Ma se davvero fosse consentito ai morti di osservare di nascosto le azioni dei viventi, Giovanni Agnelli sarebbe il primo a stupirsi di tanto clamore. E a commentarlo con la consueta ironia (Agnelli definì Ciriaco De Mita, ‘’un intellettuale della Magna Grecia’’). Perché, da uomo di mondo, l’Avvocato era consapevole di non essere un santo; la sua vita – corredata, come quella di tutti i mortali, di luci e di ombre – avrebbe meritato, alla fine, un giudizio serenamente equanime quando si fosse depositato il polverone dell’agiografia.
Eppure, dopo tanti anni nessuno, in questi giorni, si è azzardato a scriverne. Chi lo ha fatto si è limitato a raccontare di averlo conosciuto, aggiungendo qualche particolare che andasse oltre la moda di portare l’orologio sul polsino della camicia e la cravatta sul gilè. Giovanni Agnelli se ne andò senza lasciare eredi. A sancire questo “crepuscolo degli dei” non ci ha pensato solo un destino crudele, il quale ha voluto che, nel Casato sabaudo, i padri fossero condannati a seppellire i figli. L’Avvocato per antonomasia era già un sopravvissuto illustre di un’epoca svanita da tempo: un grande sauro miracolosamente scampato all’ecatombe della sua specie. Agnelli era la classica espressione del c.d. capitalismo delle grandi famiglie, un fenomeno non solo italiano, ma europeo e mondiale. Fondati da un capostipite, i grandi gruppi industriali (Krupp in Germania, la Fiat in Italia, la Ford negli Usa e tanti altri) erano prima di tutto un patrimonio di famiglia, quasi un feudo della modernità.

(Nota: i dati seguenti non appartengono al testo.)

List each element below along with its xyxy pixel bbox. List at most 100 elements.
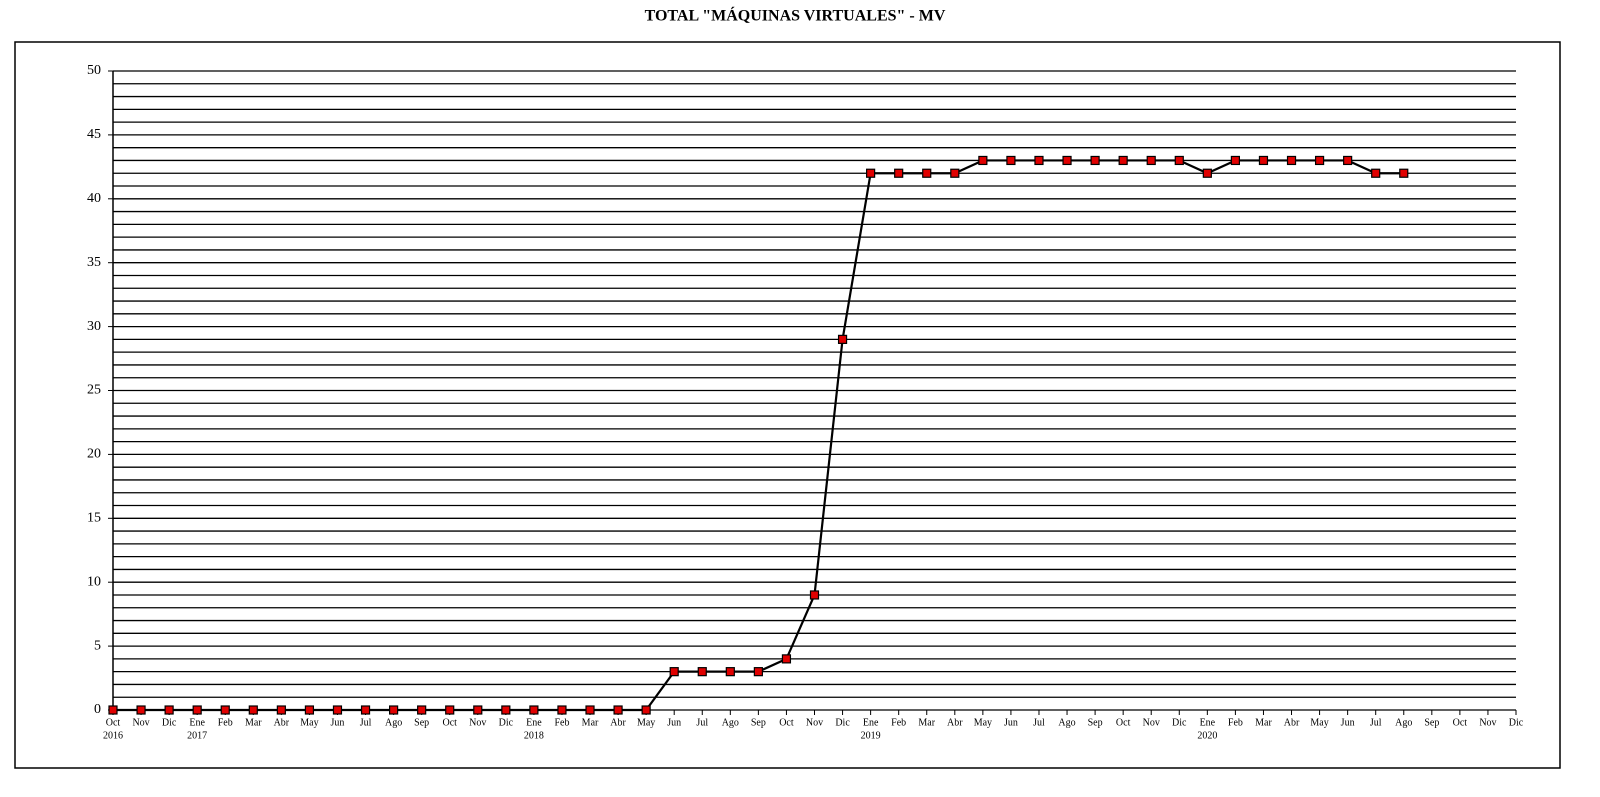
x-tick-label: Nov — [806, 717, 823, 728]
year-label: 2017 — [187, 730, 207, 741]
data-point — [1399, 168, 1409, 178]
data-point — [866, 168, 876, 178]
year-label: 2019 — [861, 730, 881, 741]
x-tick-label: Feb — [218, 717, 233, 728]
data-point — [1146, 155, 1156, 166]
y-tick-label: 25 — [87, 383, 101, 398]
x-tick-label: Nov — [469, 717, 486, 728]
x-tick-label: Jul — [360, 717, 372, 728]
data-point — [1174, 155, 1184, 166]
data-point — [894, 168, 904, 178]
x-tick-label: Jul — [1033, 717, 1045, 728]
data-point — [753, 667, 763, 677]
data-point — [978, 155, 988, 166]
data-point — [445, 705, 455, 715]
chart-frame — [14, 41, 1561, 769]
x-tick-label: Oct — [106, 717, 121, 728]
x-tick-label: May — [637, 717, 655, 728]
x-tick-label: Feb — [554, 717, 569, 728]
y-tick-label: 15 — [87, 511, 101, 526]
data-point — [1202, 168, 1212, 178]
x-tick-label: Feb — [1228, 717, 1243, 728]
y-tick-label: 10 — [87, 574, 101, 589]
data-point — [781, 654, 792, 664]
x-tick-label: Oct — [1453, 717, 1468, 728]
data-point — [613, 705, 623, 715]
data-point — [389, 705, 399, 715]
x-tick-label: Dic — [1509, 717, 1524, 728]
x-tick-label: Ene — [526, 717, 542, 728]
data-point — [1258, 155, 1269, 166]
data-point — [669, 667, 679, 677]
year-label: 2016 — [103, 730, 123, 741]
data-point — [809, 590, 820, 600]
data-point — [417, 705, 427, 715]
data-point — [164, 705, 174, 715]
data-point — [922, 168, 932, 178]
data-point — [1314, 155, 1325, 166]
y-tick-label: 20 — [87, 447, 101, 462]
data-point — [304, 705, 315, 715]
y-tick-label: 40 — [87, 191, 101, 206]
data-point — [332, 705, 343, 715]
y-tick-label: 35 — [87, 255, 101, 270]
x-tick-label: Sep — [751, 717, 766, 728]
x-tick-label: Ene — [1200, 717, 1216, 728]
data-point — [1371, 168, 1381, 178]
x-tick-label: Mar — [918, 717, 935, 728]
y-tick-label: 30 — [87, 319, 101, 334]
data-point — [360, 705, 371, 715]
x-tick-label: Jul — [1370, 717, 1382, 728]
x-tick-label: Feb — [891, 717, 906, 728]
x-tick-label: Jul — [696, 717, 708, 728]
x-tick-label: May — [300, 717, 318, 728]
data-point — [1118, 155, 1128, 166]
data-point — [220, 705, 230, 715]
x-tick-label: Mar — [245, 717, 262, 728]
x-tick-label: Nov — [1143, 717, 1160, 728]
data-point — [950, 168, 960, 178]
x-tick-label: Sep — [1088, 717, 1103, 728]
data-point — [837, 334, 848, 344]
data-point — [529, 705, 539, 715]
x-tick-label: Dic — [499, 717, 514, 728]
x-tick-label: May — [1310, 717, 1328, 728]
x-tick-label: Abr — [1284, 717, 1300, 728]
x-tick-label: Nov — [1479, 717, 1496, 728]
x-tick-label: Sep — [1424, 717, 1439, 728]
x-tick-label: Sep — [414, 717, 429, 728]
y-tick-label: 5 — [94, 638, 101, 653]
x-tick-label: Mar — [582, 717, 599, 728]
x-tick-label: Mar — [1255, 717, 1272, 728]
x-tick-label: Oct — [779, 717, 794, 728]
data-point — [1090, 155, 1100, 166]
data-point — [641, 705, 651, 715]
x-tick-label: Abr — [610, 717, 626, 728]
y-tick-label: 50 — [87, 63, 101, 78]
x-tick-label: Abr — [947, 717, 963, 728]
x-tick-label: Jun — [667, 717, 681, 728]
data-point — [248, 705, 258, 715]
data-point — [557, 705, 567, 715]
x-tick-label: Ago — [722, 717, 739, 728]
x-tick-label: Nov — [132, 717, 149, 728]
data-point — [1343, 155, 1353, 166]
data-point — [725, 667, 735, 677]
x-tick-label: Ene — [863, 717, 879, 728]
x-tick-label: May — [974, 717, 992, 728]
data-point — [108, 705, 118, 715]
x-tick-label: Dic — [1172, 717, 1187, 728]
x-tick-label: Ene — [189, 717, 205, 728]
x-tick-label: Oct — [1116, 717, 1131, 728]
year-label: 2018 — [524, 730, 544, 741]
x-tick-label: Abr — [274, 717, 290, 728]
y-tick-label: 0 — [94, 702, 101, 717]
x-tick-label: Ago — [1395, 717, 1412, 728]
data-point — [276, 705, 286, 715]
data-point — [1286, 155, 1297, 166]
year-label: 2020 — [1197, 730, 1217, 741]
data-point — [1062, 155, 1072, 166]
data-point — [501, 705, 511, 715]
x-tick-label: Dic — [162, 717, 177, 728]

I giovani rampolli “vestivano alla marinara”, seguivano un duro “cursus honorum” nell’azienda paterna, imparando ad obbedire prima che a comandare. Così si guadagnavano i galloni. Chi non era adatto veniva escluso. Anche il giovane Gianni aveva svolto il suo tirocinio all’ombra di Vittorio Valletta, fino a quando non aveva dimostrato di saper tenere ben saldo il timone del gruppo. L’industria italiana, allora, iniziava e finiva in un elenco di dinastie celebri, legate tra loro da intrecci azionari, da sindacati di controllo stipulati con la mediazione di Enrico Cuccia. Laddove occorreva, le alleanze si cementavano con sapienti legami matrimoniali, come tra le case regnanti nei secoli scorsi.
Col passare degli anni questi gruppi esclusivi hanno ceduto il passo ora ai boiardi di Stato (quando le Partecipazioni statali intervenivano nell’economia), ora ad “homines novi” che avevano fatto fortuna. Negli altri Paesi sviluppati i potenti kombinat familiari si sono trasformati in public company, il cui capitale azionario è detenuto dagli investitori istituzionali per conto di milioni di risparmiatori, mentre lo scettro di comando è nelle mani di “capitani di ventura” superpagati (i manager), legati all’azienda da vincoli contrattuali, non da rapporti di sangue.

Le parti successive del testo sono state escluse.